MacGregor drew a chair, a light of noble purpose in his eyes. When he seated himself, heavily, the light faded a little, then reignited. “Long time ago, Doctor, I used to be jealous of you, you probably know that.”
“A long time ago you might’ve had reason. Since then I’ve been jealous of you.”
“I’ve known her since we were kids. Our first real date I took her to a McDonald’s and stole a souvenir. The napkin she wiped her mouth on. That’s how bad I had it for her.”
“That doesn’t surprise me,” the doctor said and resumed eating his soup.
“I’m worried about her.”
“She’s a survivor.”
“Somebody should be looking out for her, Doctor. I don’t feel I got the right anymore.”
“Look, Matt, forget I’m a doctor, all right? My name’s Frank. We’re two guys with deep feelings for the same woman, and we’re both in the same boat. She doesn’t want either of us.”
The light in MacGregor’s eyes flickered. “Is that the truth? She didn’t leave me for you?”
“Ask her.”
“I don’t want to bother her anymore.”
The doctor sipped milk from a straw, his gaze angling to a table occupied by a lone woman who apparently had been visiting someone. She wore her hair short, shaped like a mushroom, which emphasized the length of her neck. The back of her neck was shaved. Her earrings were the dangling sort.

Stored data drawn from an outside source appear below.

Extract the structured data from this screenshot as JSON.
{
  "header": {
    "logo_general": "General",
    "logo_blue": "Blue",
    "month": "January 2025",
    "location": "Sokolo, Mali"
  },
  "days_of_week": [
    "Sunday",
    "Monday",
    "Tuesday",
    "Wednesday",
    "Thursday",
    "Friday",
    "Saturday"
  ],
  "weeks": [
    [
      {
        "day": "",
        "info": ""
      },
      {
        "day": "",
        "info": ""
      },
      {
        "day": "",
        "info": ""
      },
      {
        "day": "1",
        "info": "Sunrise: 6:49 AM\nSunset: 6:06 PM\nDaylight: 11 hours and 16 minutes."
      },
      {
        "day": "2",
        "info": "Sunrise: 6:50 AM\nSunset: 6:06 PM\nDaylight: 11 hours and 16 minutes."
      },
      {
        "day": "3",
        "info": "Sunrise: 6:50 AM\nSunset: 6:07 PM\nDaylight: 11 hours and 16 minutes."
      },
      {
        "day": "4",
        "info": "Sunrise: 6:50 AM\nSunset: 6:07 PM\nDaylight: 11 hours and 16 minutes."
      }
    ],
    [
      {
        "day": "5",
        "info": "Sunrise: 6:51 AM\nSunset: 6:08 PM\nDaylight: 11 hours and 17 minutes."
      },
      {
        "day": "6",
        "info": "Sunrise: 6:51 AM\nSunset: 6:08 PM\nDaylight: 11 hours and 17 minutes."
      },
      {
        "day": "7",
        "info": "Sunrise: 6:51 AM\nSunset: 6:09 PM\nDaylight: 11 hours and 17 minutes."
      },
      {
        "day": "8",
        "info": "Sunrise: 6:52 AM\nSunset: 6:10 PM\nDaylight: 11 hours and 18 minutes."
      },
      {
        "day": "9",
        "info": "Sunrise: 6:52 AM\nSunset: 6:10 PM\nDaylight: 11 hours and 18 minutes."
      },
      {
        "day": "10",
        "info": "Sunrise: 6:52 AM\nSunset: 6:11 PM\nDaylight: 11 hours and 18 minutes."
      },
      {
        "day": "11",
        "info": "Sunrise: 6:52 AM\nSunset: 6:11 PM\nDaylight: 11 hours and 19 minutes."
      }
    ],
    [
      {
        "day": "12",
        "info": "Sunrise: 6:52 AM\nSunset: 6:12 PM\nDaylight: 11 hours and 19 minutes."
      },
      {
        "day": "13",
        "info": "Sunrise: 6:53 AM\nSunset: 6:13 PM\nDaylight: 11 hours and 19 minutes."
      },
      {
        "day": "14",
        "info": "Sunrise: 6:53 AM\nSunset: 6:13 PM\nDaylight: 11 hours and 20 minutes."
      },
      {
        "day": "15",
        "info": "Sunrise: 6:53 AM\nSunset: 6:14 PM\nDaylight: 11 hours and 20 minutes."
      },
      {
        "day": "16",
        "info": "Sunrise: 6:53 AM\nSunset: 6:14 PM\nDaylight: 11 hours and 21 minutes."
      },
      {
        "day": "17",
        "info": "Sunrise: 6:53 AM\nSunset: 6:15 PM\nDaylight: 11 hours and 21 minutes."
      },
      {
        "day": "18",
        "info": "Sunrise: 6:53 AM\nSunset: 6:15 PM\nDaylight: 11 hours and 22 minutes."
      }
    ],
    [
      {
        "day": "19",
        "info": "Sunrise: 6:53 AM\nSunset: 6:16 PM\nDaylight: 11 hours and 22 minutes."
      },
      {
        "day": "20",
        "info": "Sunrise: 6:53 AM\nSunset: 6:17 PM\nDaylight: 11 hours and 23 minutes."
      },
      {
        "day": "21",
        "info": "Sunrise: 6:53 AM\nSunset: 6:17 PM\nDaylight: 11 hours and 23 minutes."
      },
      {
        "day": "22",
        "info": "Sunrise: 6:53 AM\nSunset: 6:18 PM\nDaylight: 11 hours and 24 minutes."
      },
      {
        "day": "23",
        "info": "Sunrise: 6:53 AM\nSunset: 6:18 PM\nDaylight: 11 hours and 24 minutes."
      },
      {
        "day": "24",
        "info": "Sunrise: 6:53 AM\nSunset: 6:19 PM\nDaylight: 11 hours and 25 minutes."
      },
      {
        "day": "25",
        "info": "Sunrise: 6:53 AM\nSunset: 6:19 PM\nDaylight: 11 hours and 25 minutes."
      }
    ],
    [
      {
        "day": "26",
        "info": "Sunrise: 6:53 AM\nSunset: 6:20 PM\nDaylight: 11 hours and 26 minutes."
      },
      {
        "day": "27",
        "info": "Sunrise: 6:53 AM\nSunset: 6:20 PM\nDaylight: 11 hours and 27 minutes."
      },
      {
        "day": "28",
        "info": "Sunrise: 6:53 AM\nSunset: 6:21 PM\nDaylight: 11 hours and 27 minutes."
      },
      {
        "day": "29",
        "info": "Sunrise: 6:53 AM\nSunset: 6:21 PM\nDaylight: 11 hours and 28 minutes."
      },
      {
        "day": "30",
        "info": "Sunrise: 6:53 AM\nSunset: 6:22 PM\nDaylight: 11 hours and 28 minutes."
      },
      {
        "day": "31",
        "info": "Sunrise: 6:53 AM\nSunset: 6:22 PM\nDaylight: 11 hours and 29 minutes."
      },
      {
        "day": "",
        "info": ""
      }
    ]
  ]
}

“And I didn’t want to bother you.”
The doctor’s eyes journeyed reluctantly back to MacGregor. “Life’s too short not to get on with it, Matt. That’s the best advice I’ll ever offer, appropriate to everyone, including myself.”
“She said something like that.”
“Yes, she would.”
MacGregor tasted his coffee and wanted no more. Rising, he said, “Don’t tell her I talked to you.”
“No reason that I should,” the doctor said and managed to catch the woman’s eye.
• • •
Chief Morgan slept late. He had been up much of the night cruising Lydia Lapham’s neighborhood and peering at the fronts of darkened houses where people had gone to bed hours ago. He could have had his night officer perform the duty, but he saw it more as a mission, a personal obligation, a response to feelings he had not yet put into words and perhaps never would. Lydia, home from the hospital at eleven-thirty, did not put the lights out until three. That was when he parked near the house, rolled all the windows down, and listened to sounds of the small hours. The howl of a cat in heat mimicked the bawl of a baby.